The wall clock in the hall chimed five o'clock. She’d better start dinner. Stu would be home early tonight. Stu had teased, “Maybe I have a long lost ancestor who’s left us an old house that’s haunted.” Yeah right, more likely the casino was being sued, and they wanted Stu there to take charge of the paperwork or maybe testify against them.
The front door opened and Stu entered the entry hall and dropped his keys in the ceramic bowl on the small cabinet by the door. He set his briefcase on the floor.
His tie was unfastened; his jacket was folded over one arm. It must be over 100 degrees outside—not a fun day to navigate the airport inside or out. She hurried over to relieve him of his coat. “I’ll take that.”
He leaned down and gave her a brief kiss. “Thanks.” She laid his coat across the back of the sofa for him to take upstairs later. He strode to the bar and fixed a drink. After taking a swallow, he raised his glass. “You want one?”

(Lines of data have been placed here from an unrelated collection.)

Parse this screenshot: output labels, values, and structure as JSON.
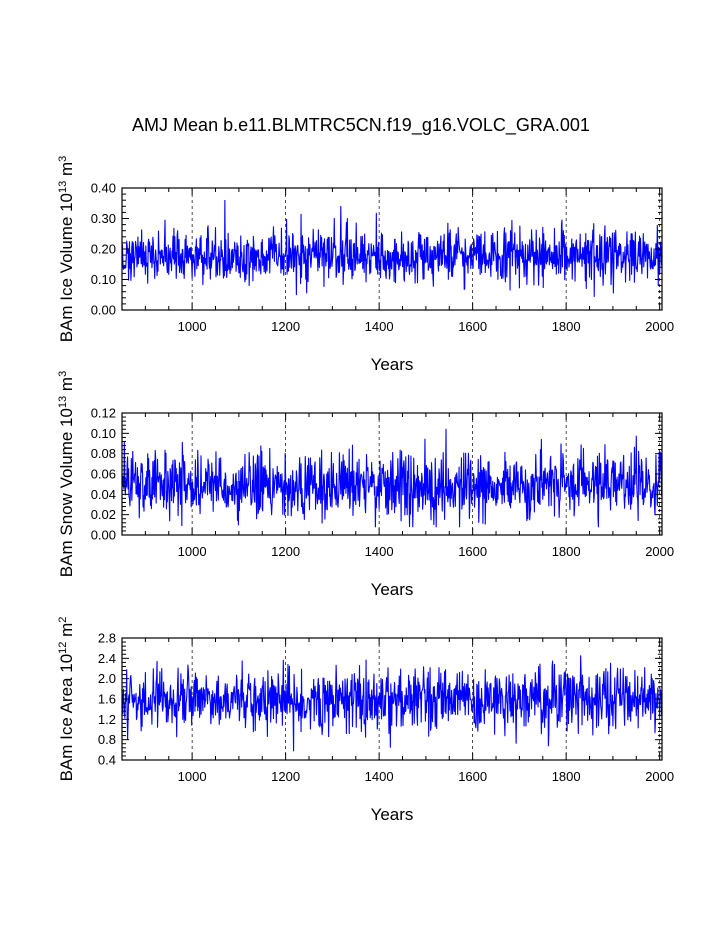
{
  "title": "AMJ Mean b.e11.BLMTRC5CN.f19_g16.VOLC_GRA.001",
  "colors": {
    "series": "#0000ff",
    "axes": "#000000",
    "grid": "#000000",
    "background": "#ffffff"
  },
  "chart_data": [
    {
      "type": "line",
      "title": "AMJ Mean b.e11.BLMTRC5CN.f19_g16.VOLC_GRA.001",
      "xlabel": "Years",
      "ylabel": {
        "text": "BAm Ice Volume 10",
        "exp": "13",
        "unit": " m",
        "unit_exp": "3"
      },
      "xlim": [
        850,
        2005
      ],
      "ylim": [
        0,
        0.4
      ],
      "xticks": [
        1000,
        1200,
        1400,
        1600,
        1800,
        2000
      ],
      "yticks": [
        "0.00",
        "0.10",
        "0.20",
        "0.30",
        "0.40"
      ],
      "gridlines_x": "dashed vertical at major x ticks",
      "series": [
        {
          "name": "BAm Ice Volume",
          "mean": 0.175,
          "std": 0.045,
          "min": 0.035,
          "max": 0.36,
          "note": "annual values, years 850-2005; values estimated"
        }
      ]
    },
    {
      "type": "line",
      "xlabel": "Years",
      "ylabel": {
        "text": "BAm Snow Volume 10",
        "exp": "13",
        "unit": " m",
        "unit_exp": "3"
      },
      "xlim": [
        850,
        2005
      ],
      "ylim": [
        0,
        0.12
      ],
      "xticks": [
        1000,
        1200,
        1400,
        1600,
        1800,
        2000
      ],
      "yticks": [
        "0.00",
        "0.02",
        "0.04",
        "0.06",
        "0.08",
        "0.10",
        "0.12"
      ],
      "gridlines_x": "dashed vertical at major x ticks",
      "series": [
        {
          "name": "BAm Snow Volume",
          "mean": 0.05,
          "std": 0.016,
          "min": 0.008,
          "max": 0.104,
          "note": "annual values, years 850-2005; values estimated"
        }
      ]
    },
    {
      "type": "line",
      "xlabel": "Years",
      "ylabel": {
        "text": "BAm Ice Area 10",
        "exp": "12",
        "unit": " m",
        "unit_exp": "2"
      },
      "xlim": [
        850,
        2005
      ],
      "ylim": [
        0.4,
        2.8
      ],
      "xticks": [
        1000,
        1200,
        1400,
        1600,
        1800,
        2000
      ],
      "yticks": [
        "0.4",
        "0.8",
        "1.2",
        "1.6",
        "2.0",
        "2.4",
        "2.8"
      ],
      "gridlines_x": "dashed vertical at major x ticks",
      "series": [
        {
          "name": "BAm Ice Area",
          "mean": 1.6,
          "std": 0.3,
          "min": 0.58,
          "max": 2.45,
          "note": "annual values, years 850-2005; values estimated"
        }
      ]
    }
  ]
}
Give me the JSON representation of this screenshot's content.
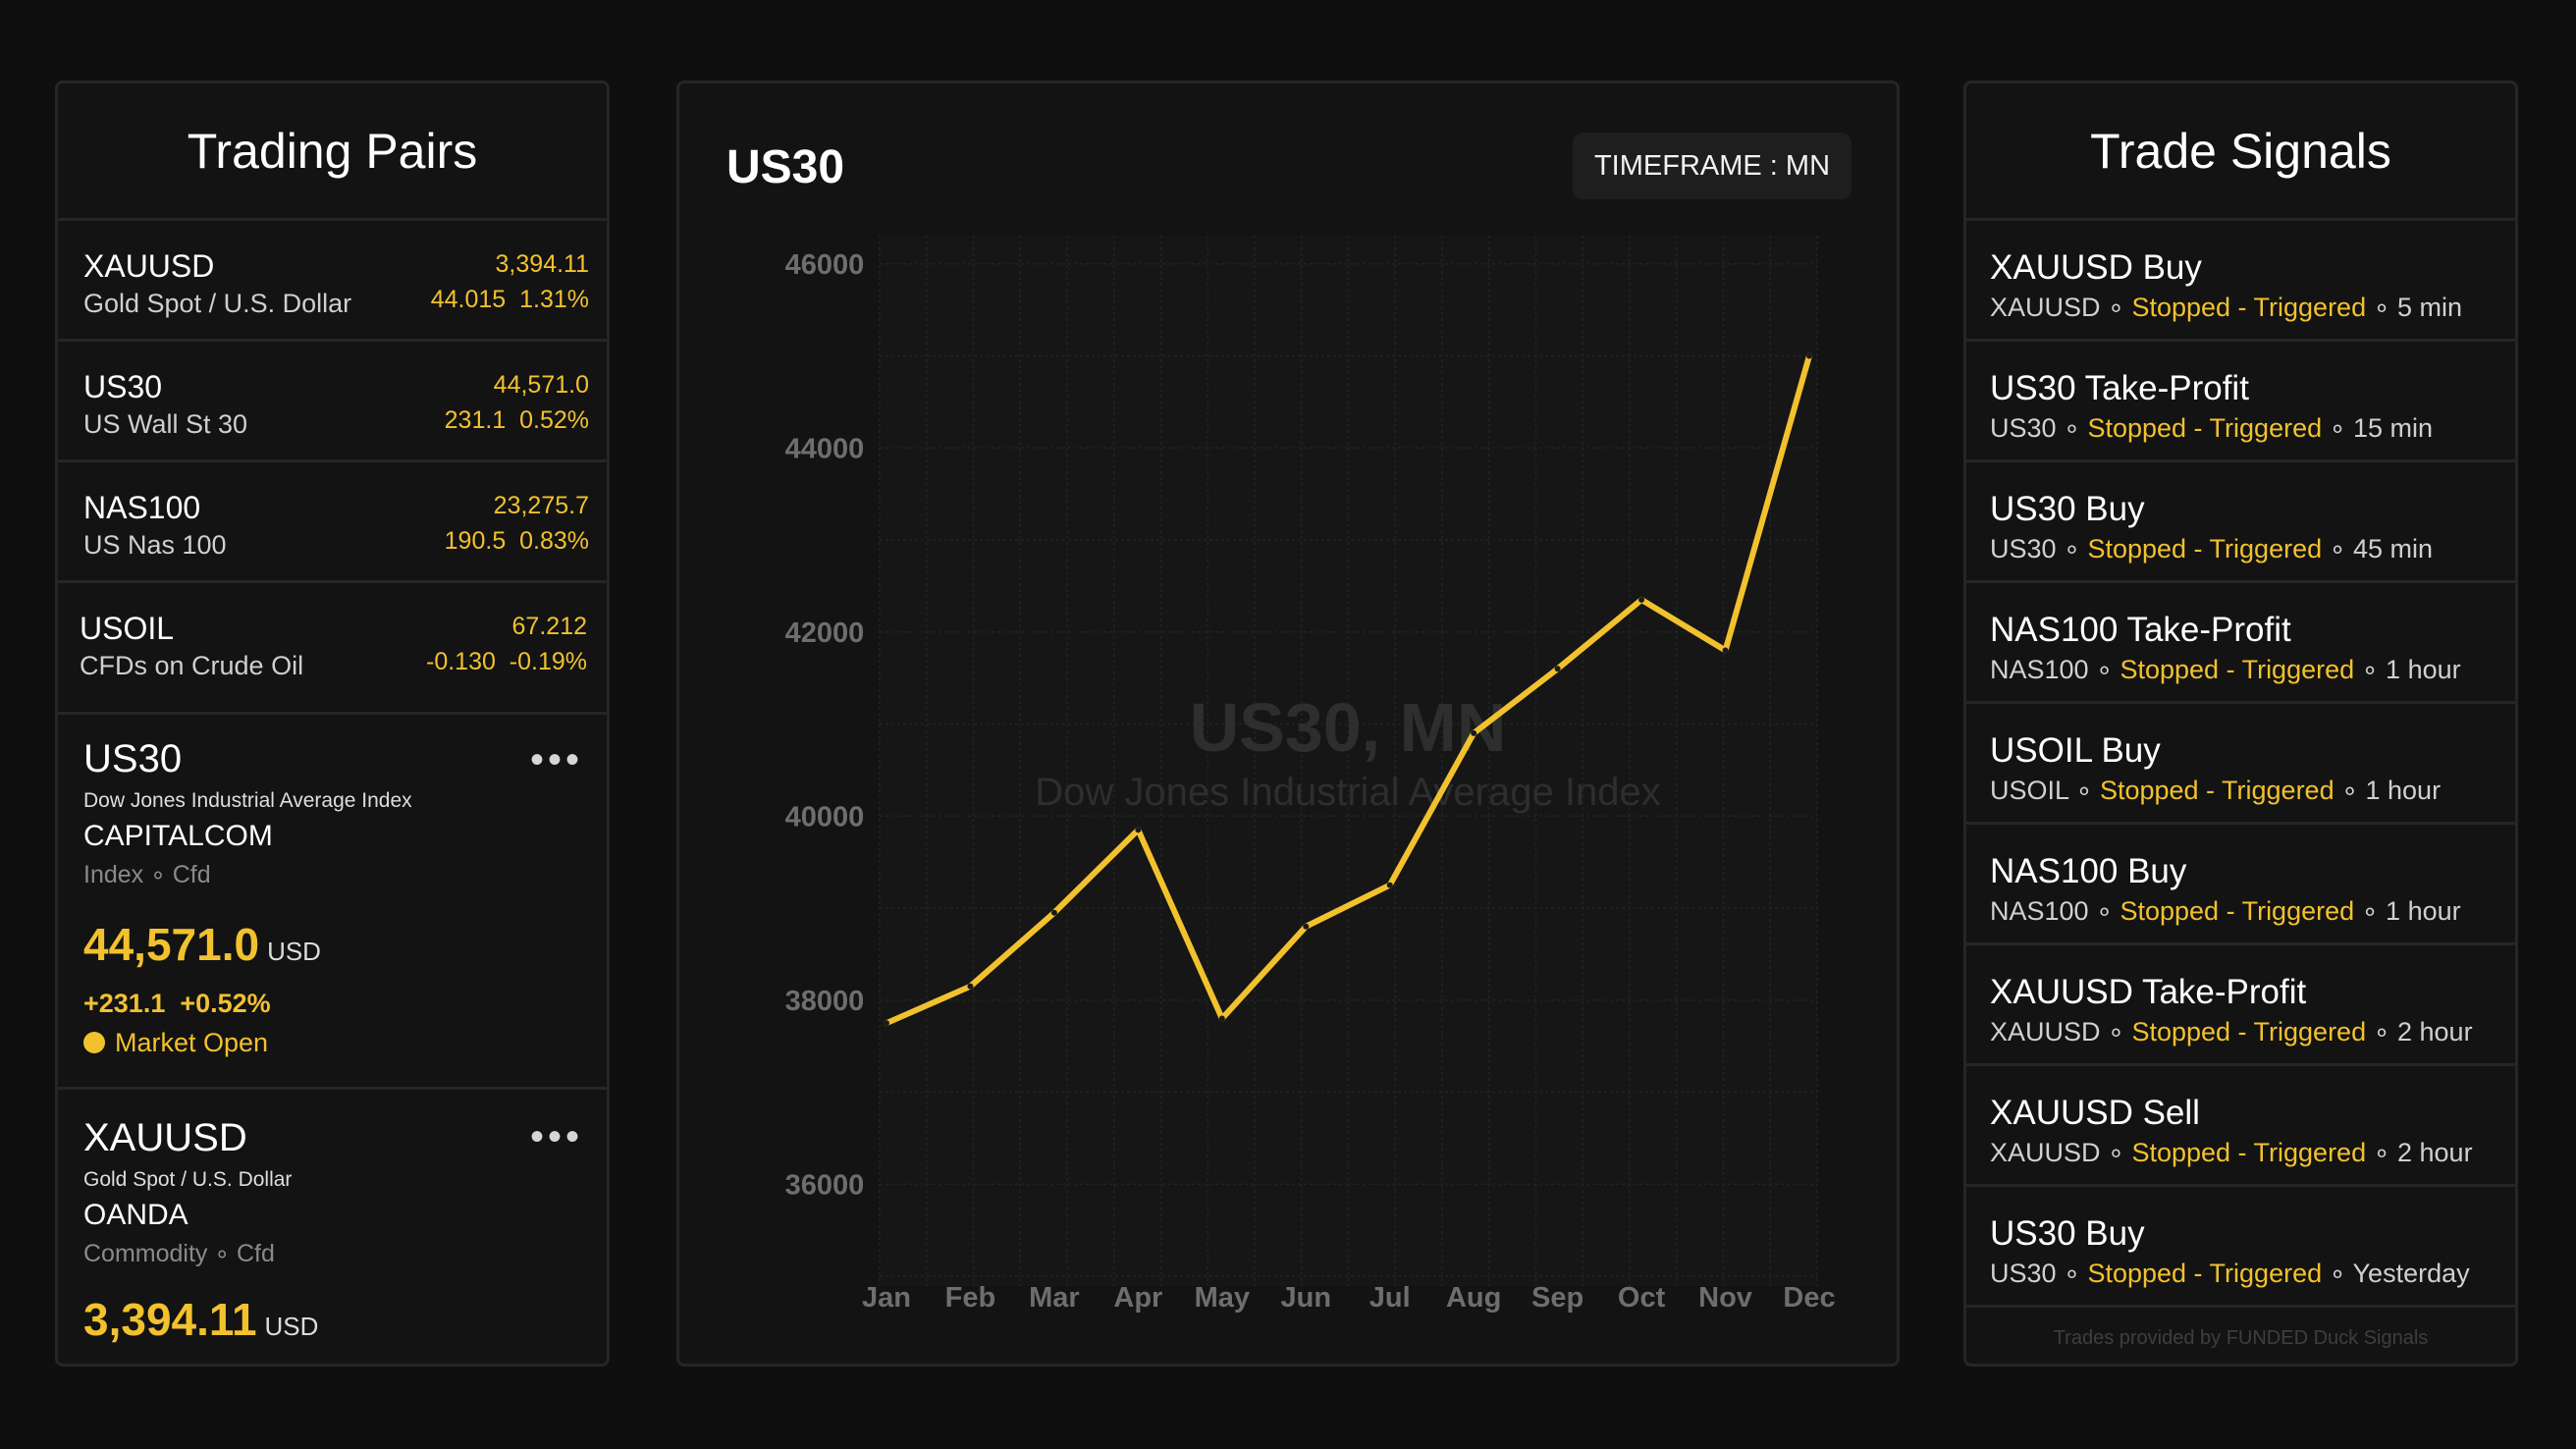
{
  "left_panel": {
    "title": "Trading Pairs",
    "pairs": [
      {
        "symbol": "XAUUSD",
        "name": "Gold Spot / U.S. Dollar",
        "price": "3,394.11",
        "change": "44.015  1.31%"
      },
      {
        "symbol": "US30",
        "name": "US Wall St 30",
        "price": "44,571.0",
        "change": "231.1  0.52%"
      },
      {
        "symbol": "NAS100",
        "name": "US Nas 100",
        "price": "23,275.7",
        "change": "190.5  0.83%"
      },
      {
        "symbol": "USOIL",
        "name": "CFDs on Crude Oil",
        "price": "67.212",
        "change": "-0.130  -0.19%"
      }
    ],
    "details": [
      {
        "symbol": "US30",
        "description": "Dow Jones Industrial Average Index",
        "broker": "CAPITALCOM",
        "category": "Index ∘ Cfd",
        "price": "44,571.0",
        "unit": "USD",
        "change": "+231.1  +0.52%",
        "status": "Market Open",
        "menu": "•••"
      },
      {
        "symbol": "XAUUSD",
        "description": "Gold Spot / U.S. Dollar",
        "broker": "OANDA",
        "category": "Commodity ∘ Cfd",
        "price": "3,394.11",
        "unit": "USD",
        "menu": "•••"
      }
    ]
  },
  "center": {
    "title": "US30",
    "timeframe": "TIMEFRAME : MN",
    "watermark_title": "US30, MN",
    "watermark_subtitle": "Dow Jones Industrial Average Index"
  },
  "chart_data": {
    "type": "line",
    "categories": [
      "Jan",
      "Feb",
      "Mar",
      "Apr",
      "May",
      "Jun",
      "Jul",
      "Aug",
      "Sep",
      "Oct",
      "Nov",
      "Dec"
    ],
    "series": [
      {
        "values": [
          37750,
          38150,
          38950,
          39850,
          37800,
          38800,
          39250,
          40900,
          41600,
          42350,
          41800,
          45000
        ]
      }
    ],
    "y_ticks": [
      36000,
      38000,
      40000,
      42000,
      44000,
      46000
    ],
    "ylim": [
      35000,
      46200
    ],
    "line_color": "#f2c12e",
    "grid": true
  },
  "right_panel": {
    "title": "Trade Signals",
    "signals": [
      {
        "title": "XAUUSD Buy",
        "symbol": "XAUUSD",
        "status": "Stopped - Triggered",
        "time": "5 min"
      },
      {
        "title": "US30 Take-Profit",
        "symbol": "US30",
        "status": "Stopped - Triggered",
        "time": "15 min"
      },
      {
        "title": "US30 Buy",
        "symbol": "US30",
        "status": "Stopped - Triggered",
        "time": "45 min"
      },
      {
        "title": "NAS100 Take-Profit",
        "symbol": "NAS100",
        "status": "Stopped - Triggered",
        "time": "1 hour"
      },
      {
        "title": "USOIL Buy",
        "symbol": "USOIL",
        "status": "Stopped - Triggered",
        "time": "1 hour"
      },
      {
        "title": "NAS100 Buy",
        "symbol": "NAS100",
        "status": "Stopped - Triggered",
        "time": "1 hour"
      },
      {
        "title": "XAUUSD Take-Profit",
        "symbol": "XAUUSD",
        "status": "Stopped - Triggered",
        "time": "2 hour"
      },
      {
        "title": "XAUUSD Sell",
        "symbol": "XAUUSD",
        "status": "Stopped - Triggered",
        "time": "2 hour"
      },
      {
        "title": "US30 Buy",
        "symbol": "US30",
        "status": "Stopped - Triggered",
        "time": "Yesterday"
      }
    ],
    "footer": "Trades provided by FUNDED Duck Signals"
  },
  "colors": {
    "accent": "#f2c12e",
    "background": "#0f0f0f",
    "panel": "#131313",
    "border": "#262626"
  }
}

Surprised at his actions—they rarely drank—she shook her head. “No, thank you.”
He nodded and tossed back the remainder of his drink, and set the empty glass on the tray, and turned to her.
Worry lines that hadn’t been there this morning etched Stu’s mouth and eyes. A muscle in his jaw clenched. She was startled. Annie walked toward him and enfolded him in her arms. "What's wrong, Stu?"
His arms locked around her like steel bands, and he dropped his forehead to hers. His voice hoarse, he rasped out, "No matter what I tell you today, Annie, remember I've loved you since the day I laid eyes on you and always will."